You confirmed (and the crowsnest FloatAppMcapReplay.jsx consumer backs it up) that replay-onto-the-bus is a real need, so the stateful daemon stays — this isn't a revert to the one-shot replayer. But the UI drives only load_file / play / pause / stop / seek / set_speed / set_loop (+ list_files). step, set_segment, and set_channel_filter had no consumer, and they were the source of most of the state-machine branching (the step_remaining timing special-case, segment remapping threaded through seek/loop/EOF, the per-emit filter lookup). Per your own offer to split them out, I've removed them rather than carry unexercised machinery. They can come back behind a concrete consumer.

set_channel_filter specifically I'd argue against re-adding as an RPC: filtering at the publisher drops the channel for every subscriber on the bus, not just the asker — consumers already filter by subscribing to the keys they want. If it's about bus load, that's a load-time/CLI concern, not a live global toggle.

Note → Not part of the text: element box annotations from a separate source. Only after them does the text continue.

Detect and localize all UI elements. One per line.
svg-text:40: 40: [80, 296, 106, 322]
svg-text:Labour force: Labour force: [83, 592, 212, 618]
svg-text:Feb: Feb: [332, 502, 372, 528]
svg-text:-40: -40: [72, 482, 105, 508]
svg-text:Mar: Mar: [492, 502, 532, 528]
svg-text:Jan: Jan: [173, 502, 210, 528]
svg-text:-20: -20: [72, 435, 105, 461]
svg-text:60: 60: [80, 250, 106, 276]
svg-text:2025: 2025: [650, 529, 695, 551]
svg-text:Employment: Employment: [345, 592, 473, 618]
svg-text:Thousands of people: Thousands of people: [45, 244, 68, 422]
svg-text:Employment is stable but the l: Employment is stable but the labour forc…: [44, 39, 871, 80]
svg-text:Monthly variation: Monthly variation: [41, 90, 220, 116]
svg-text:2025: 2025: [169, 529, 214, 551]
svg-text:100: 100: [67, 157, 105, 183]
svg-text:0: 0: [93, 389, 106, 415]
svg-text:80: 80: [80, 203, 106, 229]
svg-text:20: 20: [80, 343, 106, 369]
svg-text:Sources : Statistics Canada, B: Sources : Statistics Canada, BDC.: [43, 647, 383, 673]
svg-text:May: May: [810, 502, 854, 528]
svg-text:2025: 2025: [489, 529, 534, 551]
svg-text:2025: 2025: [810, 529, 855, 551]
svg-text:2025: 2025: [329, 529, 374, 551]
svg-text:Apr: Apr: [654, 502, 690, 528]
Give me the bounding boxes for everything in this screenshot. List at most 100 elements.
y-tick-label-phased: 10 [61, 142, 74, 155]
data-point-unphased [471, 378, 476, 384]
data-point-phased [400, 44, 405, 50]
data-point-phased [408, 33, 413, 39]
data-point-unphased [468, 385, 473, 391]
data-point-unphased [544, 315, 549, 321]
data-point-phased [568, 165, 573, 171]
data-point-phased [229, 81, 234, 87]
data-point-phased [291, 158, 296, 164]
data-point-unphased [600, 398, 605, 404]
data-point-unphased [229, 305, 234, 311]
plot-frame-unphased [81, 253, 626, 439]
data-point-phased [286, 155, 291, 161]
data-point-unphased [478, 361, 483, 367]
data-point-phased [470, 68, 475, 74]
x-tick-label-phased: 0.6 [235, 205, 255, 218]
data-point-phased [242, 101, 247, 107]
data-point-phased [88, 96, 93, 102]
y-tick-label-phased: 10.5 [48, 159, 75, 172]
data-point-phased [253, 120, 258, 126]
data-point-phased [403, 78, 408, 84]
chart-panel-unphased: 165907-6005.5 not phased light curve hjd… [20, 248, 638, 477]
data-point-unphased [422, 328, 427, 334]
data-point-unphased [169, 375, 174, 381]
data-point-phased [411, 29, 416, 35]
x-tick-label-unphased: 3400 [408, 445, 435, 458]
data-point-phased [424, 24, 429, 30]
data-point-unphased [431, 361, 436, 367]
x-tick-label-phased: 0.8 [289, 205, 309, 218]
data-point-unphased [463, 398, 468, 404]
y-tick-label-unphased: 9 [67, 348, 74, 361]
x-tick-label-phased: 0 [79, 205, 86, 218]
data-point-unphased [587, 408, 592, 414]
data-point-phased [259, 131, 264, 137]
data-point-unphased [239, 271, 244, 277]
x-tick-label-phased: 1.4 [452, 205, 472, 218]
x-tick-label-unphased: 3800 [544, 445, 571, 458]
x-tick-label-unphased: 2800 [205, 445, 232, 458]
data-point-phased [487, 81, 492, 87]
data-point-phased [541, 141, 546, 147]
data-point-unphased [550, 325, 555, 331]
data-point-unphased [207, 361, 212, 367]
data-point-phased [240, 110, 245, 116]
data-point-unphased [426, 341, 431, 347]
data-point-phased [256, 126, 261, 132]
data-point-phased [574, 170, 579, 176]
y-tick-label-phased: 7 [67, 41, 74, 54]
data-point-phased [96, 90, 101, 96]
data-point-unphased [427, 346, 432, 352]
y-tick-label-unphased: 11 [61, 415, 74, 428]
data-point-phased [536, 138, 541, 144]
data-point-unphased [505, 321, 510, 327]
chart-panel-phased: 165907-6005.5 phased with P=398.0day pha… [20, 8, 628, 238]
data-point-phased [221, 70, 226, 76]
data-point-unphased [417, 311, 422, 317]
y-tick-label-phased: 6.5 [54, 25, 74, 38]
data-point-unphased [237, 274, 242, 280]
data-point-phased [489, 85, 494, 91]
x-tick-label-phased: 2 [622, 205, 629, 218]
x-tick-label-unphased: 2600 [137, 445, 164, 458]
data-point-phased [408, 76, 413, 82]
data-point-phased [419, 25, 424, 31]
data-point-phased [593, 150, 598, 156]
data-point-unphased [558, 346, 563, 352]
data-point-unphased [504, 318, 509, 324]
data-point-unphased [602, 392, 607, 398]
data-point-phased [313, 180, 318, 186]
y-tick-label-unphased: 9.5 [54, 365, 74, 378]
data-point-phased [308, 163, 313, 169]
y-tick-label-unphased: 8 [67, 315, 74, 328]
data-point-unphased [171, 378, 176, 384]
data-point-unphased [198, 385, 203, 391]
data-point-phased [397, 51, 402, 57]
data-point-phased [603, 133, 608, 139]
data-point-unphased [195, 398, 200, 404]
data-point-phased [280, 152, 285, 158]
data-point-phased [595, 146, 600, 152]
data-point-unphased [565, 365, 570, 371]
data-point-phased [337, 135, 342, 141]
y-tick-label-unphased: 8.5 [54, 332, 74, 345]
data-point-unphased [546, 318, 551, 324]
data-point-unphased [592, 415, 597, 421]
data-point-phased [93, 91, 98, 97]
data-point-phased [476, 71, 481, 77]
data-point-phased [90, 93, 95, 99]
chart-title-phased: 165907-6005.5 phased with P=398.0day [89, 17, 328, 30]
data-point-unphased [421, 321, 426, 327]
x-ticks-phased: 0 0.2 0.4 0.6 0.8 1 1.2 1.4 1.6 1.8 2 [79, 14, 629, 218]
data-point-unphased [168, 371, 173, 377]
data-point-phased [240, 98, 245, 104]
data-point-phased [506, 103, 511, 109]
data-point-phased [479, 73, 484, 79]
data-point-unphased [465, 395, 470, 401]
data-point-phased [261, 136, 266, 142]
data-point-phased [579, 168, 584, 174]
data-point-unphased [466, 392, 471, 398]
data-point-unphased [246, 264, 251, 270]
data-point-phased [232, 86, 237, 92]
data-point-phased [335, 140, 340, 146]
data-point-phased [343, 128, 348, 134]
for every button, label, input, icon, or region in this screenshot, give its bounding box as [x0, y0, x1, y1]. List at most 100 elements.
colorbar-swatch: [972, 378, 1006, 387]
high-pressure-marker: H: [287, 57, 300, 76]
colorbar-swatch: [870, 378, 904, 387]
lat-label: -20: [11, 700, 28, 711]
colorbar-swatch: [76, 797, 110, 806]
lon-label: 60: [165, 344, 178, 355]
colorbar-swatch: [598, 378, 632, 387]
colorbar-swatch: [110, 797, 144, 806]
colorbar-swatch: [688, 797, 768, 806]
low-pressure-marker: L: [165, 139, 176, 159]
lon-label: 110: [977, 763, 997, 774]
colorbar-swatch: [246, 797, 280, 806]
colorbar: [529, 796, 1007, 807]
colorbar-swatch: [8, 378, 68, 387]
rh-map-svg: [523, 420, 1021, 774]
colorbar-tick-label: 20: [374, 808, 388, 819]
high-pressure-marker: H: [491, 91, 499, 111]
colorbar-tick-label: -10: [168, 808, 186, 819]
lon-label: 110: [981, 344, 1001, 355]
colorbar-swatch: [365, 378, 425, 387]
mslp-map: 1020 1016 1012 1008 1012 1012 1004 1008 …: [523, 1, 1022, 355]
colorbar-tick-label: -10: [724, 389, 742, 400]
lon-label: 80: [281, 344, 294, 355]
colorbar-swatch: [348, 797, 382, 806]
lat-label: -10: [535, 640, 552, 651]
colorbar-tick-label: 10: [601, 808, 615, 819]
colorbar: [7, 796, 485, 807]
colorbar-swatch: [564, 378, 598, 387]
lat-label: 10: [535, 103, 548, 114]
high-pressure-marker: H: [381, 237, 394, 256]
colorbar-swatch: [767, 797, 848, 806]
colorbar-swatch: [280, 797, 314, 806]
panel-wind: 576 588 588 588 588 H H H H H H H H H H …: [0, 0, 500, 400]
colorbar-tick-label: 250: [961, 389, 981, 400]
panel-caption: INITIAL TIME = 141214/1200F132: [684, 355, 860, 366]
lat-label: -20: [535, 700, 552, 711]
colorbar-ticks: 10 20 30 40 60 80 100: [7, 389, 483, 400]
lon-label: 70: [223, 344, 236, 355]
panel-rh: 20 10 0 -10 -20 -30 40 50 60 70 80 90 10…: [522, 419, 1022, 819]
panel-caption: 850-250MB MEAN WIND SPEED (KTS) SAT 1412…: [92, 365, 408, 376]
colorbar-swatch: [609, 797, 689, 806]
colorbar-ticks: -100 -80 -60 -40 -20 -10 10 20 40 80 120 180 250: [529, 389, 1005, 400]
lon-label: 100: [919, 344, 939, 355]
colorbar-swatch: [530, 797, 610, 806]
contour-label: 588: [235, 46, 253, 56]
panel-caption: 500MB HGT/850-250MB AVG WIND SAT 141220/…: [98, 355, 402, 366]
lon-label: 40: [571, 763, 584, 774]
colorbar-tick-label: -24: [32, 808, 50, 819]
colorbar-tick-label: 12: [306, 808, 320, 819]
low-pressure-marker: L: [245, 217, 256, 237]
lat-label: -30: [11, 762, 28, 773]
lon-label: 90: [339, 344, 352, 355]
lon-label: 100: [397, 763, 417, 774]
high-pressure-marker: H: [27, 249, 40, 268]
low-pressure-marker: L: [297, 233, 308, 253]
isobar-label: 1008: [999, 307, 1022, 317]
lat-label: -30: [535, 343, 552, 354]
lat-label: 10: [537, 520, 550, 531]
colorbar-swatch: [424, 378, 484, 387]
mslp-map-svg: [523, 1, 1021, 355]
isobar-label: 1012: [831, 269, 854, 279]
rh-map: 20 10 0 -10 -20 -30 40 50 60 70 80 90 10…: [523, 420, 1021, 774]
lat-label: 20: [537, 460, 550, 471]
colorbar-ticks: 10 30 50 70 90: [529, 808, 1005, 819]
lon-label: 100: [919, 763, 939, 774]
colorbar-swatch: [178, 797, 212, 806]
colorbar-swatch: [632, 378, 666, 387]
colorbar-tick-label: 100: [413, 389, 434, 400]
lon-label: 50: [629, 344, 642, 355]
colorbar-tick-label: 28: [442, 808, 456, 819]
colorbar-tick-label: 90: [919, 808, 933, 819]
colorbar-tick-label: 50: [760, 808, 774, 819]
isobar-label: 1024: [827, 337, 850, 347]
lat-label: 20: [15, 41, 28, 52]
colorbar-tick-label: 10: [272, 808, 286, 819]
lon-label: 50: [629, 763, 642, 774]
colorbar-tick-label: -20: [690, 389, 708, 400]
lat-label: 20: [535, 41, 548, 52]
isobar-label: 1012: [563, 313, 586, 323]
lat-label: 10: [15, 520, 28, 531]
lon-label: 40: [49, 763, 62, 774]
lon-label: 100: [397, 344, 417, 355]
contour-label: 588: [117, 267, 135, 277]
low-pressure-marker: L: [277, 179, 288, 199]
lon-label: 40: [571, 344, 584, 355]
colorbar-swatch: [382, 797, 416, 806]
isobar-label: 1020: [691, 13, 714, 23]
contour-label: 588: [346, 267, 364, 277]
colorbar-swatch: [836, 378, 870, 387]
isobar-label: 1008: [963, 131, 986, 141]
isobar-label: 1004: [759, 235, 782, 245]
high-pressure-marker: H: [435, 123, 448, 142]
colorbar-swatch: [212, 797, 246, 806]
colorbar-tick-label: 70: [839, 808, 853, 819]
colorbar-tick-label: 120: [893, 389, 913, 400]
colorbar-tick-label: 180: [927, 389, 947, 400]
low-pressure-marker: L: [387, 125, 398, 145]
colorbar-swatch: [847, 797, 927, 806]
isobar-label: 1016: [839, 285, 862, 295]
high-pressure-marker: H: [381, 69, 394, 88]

What else fell out for free

Dropping get_status removed its return type, which means the duplicate RPC-local ReplayStatus + DaemonInfo (the inline copies that had to stay byte-compatible with the broadcast payload by hand) are gone, along with the duplicate _build_rpc_status builder. State is now read only from the replay_status broadcast — which already publishes continuously plus an immediate sample on every mutation, so there's no polling latency lost. Also removed the now-unused segment_*/filtered_channels fields from the keelson.ReplayStatus pub payload.

Preserved untouched

Your three review fixes — bounded-sleep timing, the no-summary scan fallback, and the resume/speed-change clock re-anchor — are all intact.

Tests

• E2E suite now observes state via the broadcast (a _latest_status helper) instead of get_status; dropped the 7 step/segment/filter tests.
• Added the data-plane coverage that was missing: the whole daemon exists to put recordings back on the bus intact, but only one prior test touched a replayed topic (and only checked arrival timing). New tests:
  • test_replay_delivers_payloads_intact_on_original_keys — multi-channel replay, asserts every payload arrives on its original key, in order, complete (also restores multi-channel publisher-declaration coverage).
  • test_replay_key_tag_publishes_on_suffixed_keys — asserts --replay-key-tag republishes on <topic>/replay and leaves the plain key silent.
• Green: 22 replay e2e + 81 mcap unit + 99 SDK tests. SDKs + docs regenerated.

Net

−447 lines of source. load_file left async as-is (didn't want to change semantics the UI relies on without a separate discussion). Filed #156 for the shared RPC-server dispatcher, since this is now the second connector (with mavlink) hand-rolling the same queryable dispatch + [RPC] logging + ErrorResponse scaffolding.

[freol35241]

Heads-up — renamed the interface and force-pushed the branch (re-fetch / reset your local before pulling).

McapReplayControl → ReplayControl (and McapReplaySuccessResponse → ReplaySuccessResponse, file → interfaces/ReplayControl.proto). Reasoning: the control contract has nothing MCAP-specific in it — play/pause/seek/set_speed/load_file/list_files are all format-agnostic — so it should follow the same naming rule as the other interfaces (VehicleControl, Configurable): named for the domain concept, not the connector that implements it. Format identity stays on the connector (mcap-replay), and a future klog replayer could serve the same contract. It also lines up with the already-neutral keelson.ReplayStatus broadcast payload.

Wire-compatible — the service name isn't part of the Zenoh RPC key (…/@rpc/{procedure}/{responder_id}), so crowsnest is unaffected; only the generated type names consumers import change. Folded into the existing trim commit per review. Green: 86 SDK + 81 mcap unit + 22 replay e2e; SDKs/docs regenerated; merged with latest main.